Closed eddelbuettel closed 10 years ago
Hmmm, looks like bug in the git parser. Will try to fix soon.
Although this will be probably parsed as mmddyy
, to be consistent with how the git parser does the dashed form:
parse_date("07-08-09")
#> [1] "2009-07-08 UTC"
Do you think yymmdd
is used more often than mmddyy
?
I was mostly testing to see ... what you had decided. I think there is no good rule for \d{6}
and you just have to pin a decision down. And as much as I hate the format, mmddyy
is probably expected. You could add a global option.
I didn't really make any decisions, apart from using the parser (implemented in C) that seemed most versatile, the one in git. I am surprised it could not parse a simple 070809
....
I would avoid options as much as possible, if you have priorities, you can just use lubridate
.
I have no need for lubridate. All (or maybe almost all?) it does I have long done with base R.
As for the 'how should one...' we could look at Perl/Python/Ruby lib, or just pin a convention down.
Thanks, should be OK now. Six digits are treated as xx-xx-xx, and eight digits as xxxx-xx-xx.
The eight digit case could be actually smarter, it could detect cases when xx-xx-xxxx would make more sense.

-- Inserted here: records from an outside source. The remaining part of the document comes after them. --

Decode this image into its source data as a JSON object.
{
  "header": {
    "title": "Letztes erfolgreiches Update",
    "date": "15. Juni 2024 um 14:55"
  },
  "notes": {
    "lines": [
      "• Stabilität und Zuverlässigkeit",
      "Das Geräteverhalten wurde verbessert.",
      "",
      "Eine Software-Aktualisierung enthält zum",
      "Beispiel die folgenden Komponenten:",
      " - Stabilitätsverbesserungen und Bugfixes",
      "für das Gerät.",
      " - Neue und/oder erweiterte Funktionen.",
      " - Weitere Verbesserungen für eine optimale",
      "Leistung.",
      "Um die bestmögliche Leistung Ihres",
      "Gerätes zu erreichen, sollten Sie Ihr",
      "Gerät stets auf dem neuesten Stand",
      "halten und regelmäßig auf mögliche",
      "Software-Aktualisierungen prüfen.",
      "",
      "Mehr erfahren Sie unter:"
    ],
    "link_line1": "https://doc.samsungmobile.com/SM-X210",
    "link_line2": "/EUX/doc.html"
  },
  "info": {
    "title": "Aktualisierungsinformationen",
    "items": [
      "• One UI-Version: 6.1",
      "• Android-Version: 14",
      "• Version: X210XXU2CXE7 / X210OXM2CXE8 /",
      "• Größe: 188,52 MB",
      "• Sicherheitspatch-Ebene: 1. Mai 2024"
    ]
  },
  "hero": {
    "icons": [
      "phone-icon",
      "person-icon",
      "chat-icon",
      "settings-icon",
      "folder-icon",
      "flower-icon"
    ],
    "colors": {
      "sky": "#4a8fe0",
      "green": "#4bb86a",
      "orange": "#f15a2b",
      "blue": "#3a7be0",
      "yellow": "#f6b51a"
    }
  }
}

I'll think about this.
The problem there to is that it could be new-world mm-dd-yyyy rather than the old-world dd-mm-yyyy.

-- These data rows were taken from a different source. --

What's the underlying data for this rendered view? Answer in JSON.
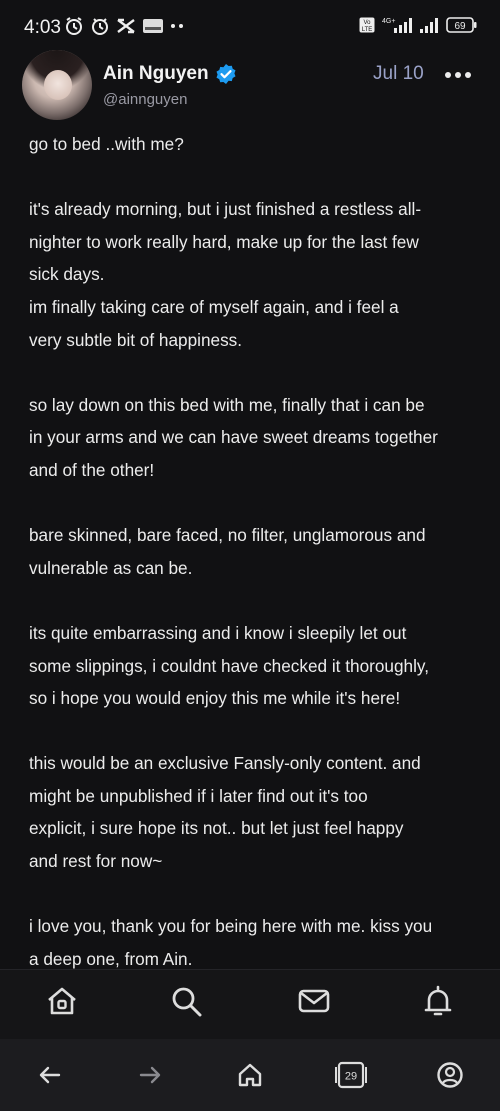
{
  "status_bar": {
    "time": "4:03",
    "network": "4G+",
    "volte": "Vo LTE",
    "battery": "69"
  },
  "post": {
    "author_name": "Ain Nguyen",
    "author_handle": "@ainnguyen",
    "date": "Jul 10",
    "paragraphs": [
      [
        "go to bed ..with me?"
      ],
      [
        "it's already morning, but i just finished a restless all-",
        "nighter to work really hard, make up for the last few",
        "sick days.",
        "im finally taking care of myself again, and i feel a",
        "very subtle bit of happiness."
      ],
      [
        "so lay down on this bed with me, finally that i can be",
        "in your arms and we can have sweet dreams together",
        "and of the other!"
      ],
      [
        "bare skinned, bare faced, no filter, unglamorous and",
        "vulnerable as can be."
      ],
      [
        "its quite embarrassing and i know i sleepily let out",
        "some slippings, i couldnt have checked it thoroughly,",
        "so i hope you would enjoy this me while it's here!"
      ],
      [
        "this would be an exclusive Fansly-only content. and",
        "might be unpublished if i later find out it's too",
        "explicit, i sure hope its not.. but let just feel happy",
        "and rest for now~"
      ],
      [
        "i love you, thank you for being here with me. kiss you",
        "a deep one, from Ain."
      ]
    ]
  },
  "bottom_nav": {
    "items": [
      "home-icon",
      "search-icon",
      "messages-icon",
      "notifications-icon"
    ]
  },
  "system_nav": {
    "tab_count": "29",
    "items": [
      "back-icon",
      "forward-icon",
      "home-icon",
      "tabs-icon",
      "account-icon"
    ]
  },
  "colors": {
    "background": "#111113",
    "text": "#ececec",
    "muted": "#9a9aa4",
    "date": "#9aa2c8",
    "verified": "#1d9bf0"
  }
}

Hm, the "070809" from above now works (yielding 2009-07-08), but I first tried "000102" which gave me today :-/
Yeah, the git parser does not give errors if the date consists of numbers only, no matter what the numbers are. This is essentially a separate bug in the git parser. I will fix this: #4.
As for mm-dd-yyyy vs dd-mm-yyyy, it works the same way as for xx-xx-xx: it will be mm-dd-yyyy, unless the numbers only make sense for dd-mm-yyyy. This is fine, I think.
Also, parse_date("010203")
gives 2003-01-01 23:00:00 UTC. Either Feb 1 or Jan 2, but Jan 1 seems a little off.
Yeah, it seems that's a bug related to daylight saving's time. It is off by one hour. #5.
Supplying one of those dreaded North-American formats:
returns (silently!!) the current date. Can you think of a way to do better?
Useful package idea. I wanted something like this for a while.